Stanley Howard Zlotkin, is a Canadian Professor of Paediatrics, Public Health Sciences and Nutritional Sciences at the University of Toronto.

==Life and career==
Zlotkin holds an undergraduate degree in ecology from the University of Toronto, a M.D. from McMaster University (Hamilton, Ontario), and a Ph.D. in Nutritional Sciences from the University of Toronto. He also received a Paediatric Fellowship (FRCPC) from McGill University. As part of his career as a clinical nutritionist at Toronto's Hospital for Sick Children (SickKids), Zlotkin was Head of the multi-faceted Division of Gastroenterology, Hepatology and Nutrition for two five-year terms between 1998 and 2008, and was followed in July 2008 by Dr. Anne Griffiths. Zlotkin is currently head of SickKids' Centre for Global Child Health.

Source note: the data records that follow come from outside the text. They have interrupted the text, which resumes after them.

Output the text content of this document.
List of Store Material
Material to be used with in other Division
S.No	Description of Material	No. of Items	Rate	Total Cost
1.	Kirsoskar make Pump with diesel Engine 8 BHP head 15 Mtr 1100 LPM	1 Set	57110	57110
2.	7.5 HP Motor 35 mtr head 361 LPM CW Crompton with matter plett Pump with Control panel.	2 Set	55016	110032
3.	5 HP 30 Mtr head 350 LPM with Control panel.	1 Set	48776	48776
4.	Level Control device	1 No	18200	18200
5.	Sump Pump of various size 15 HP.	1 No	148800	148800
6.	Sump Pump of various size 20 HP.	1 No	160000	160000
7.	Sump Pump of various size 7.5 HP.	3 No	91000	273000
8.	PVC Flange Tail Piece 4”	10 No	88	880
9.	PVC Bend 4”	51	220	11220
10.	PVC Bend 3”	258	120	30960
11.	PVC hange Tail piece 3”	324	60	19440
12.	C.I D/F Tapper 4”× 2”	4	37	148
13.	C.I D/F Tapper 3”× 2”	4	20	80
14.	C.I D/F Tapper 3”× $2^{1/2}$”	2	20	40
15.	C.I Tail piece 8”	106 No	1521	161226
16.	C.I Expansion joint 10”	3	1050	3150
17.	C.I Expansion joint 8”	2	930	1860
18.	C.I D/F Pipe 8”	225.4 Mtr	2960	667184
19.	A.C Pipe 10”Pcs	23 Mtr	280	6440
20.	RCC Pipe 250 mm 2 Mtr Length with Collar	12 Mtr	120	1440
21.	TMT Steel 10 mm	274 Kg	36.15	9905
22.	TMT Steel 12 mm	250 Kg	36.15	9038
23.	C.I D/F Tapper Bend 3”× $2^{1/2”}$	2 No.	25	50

==Achievements and honours==
Zlotkin is a frequent consultant to governments and United Nations agencies on issues related to paediatric nutrition.

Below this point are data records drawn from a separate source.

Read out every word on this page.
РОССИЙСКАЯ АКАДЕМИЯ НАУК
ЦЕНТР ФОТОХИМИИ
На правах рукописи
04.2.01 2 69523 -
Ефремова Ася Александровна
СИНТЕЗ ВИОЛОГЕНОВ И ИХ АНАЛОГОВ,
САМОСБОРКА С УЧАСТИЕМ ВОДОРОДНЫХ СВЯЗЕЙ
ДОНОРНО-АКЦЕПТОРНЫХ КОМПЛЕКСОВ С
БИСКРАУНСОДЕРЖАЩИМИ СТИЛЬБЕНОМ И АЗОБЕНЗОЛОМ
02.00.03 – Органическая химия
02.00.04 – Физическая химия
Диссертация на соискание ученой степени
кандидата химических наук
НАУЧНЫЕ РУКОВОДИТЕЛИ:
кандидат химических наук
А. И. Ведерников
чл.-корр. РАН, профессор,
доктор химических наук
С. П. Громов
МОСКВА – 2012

He received the H J Heinz Humanitarian Award in 2001 for his international contribution to the health of children globally, The Canadian Institutes of Health Research (CIHR) awarded him the CIHR National Knowledge Translation Award in 2006 for "outstanding contributions to the health of children worldwide". In 2006 was awarded the Order of Canada for his contributions to improving the lives of children, including his work on Sprinkles, a nutrient-packed powder that mothers around the world add to baby food to prevent anemia and other ailments. In 2007 he received the International Ashoka Fellowship. In January 2016, he was awarded Order of Ontario.

==Research interests==
His research interests involve:
- Examining mineral requirements and metabolism in premature and full-term infants, especially iron.
- Clinical trials to treat and prevent iron and vitamin A deficiency.
- Establishing evidence-based nutrition public policy.

He has active research in Canada (supported by Health Canada and the CDC), Ghana (supported by the CIHR), Mongolia (supported by World Vision and the H J Heinz Foundation) and India (supported by the CIHR).
He is the inaugural Chief of the Centre for Global Child Heath at The Hospital for Sick Children (SickKids) in Toronto.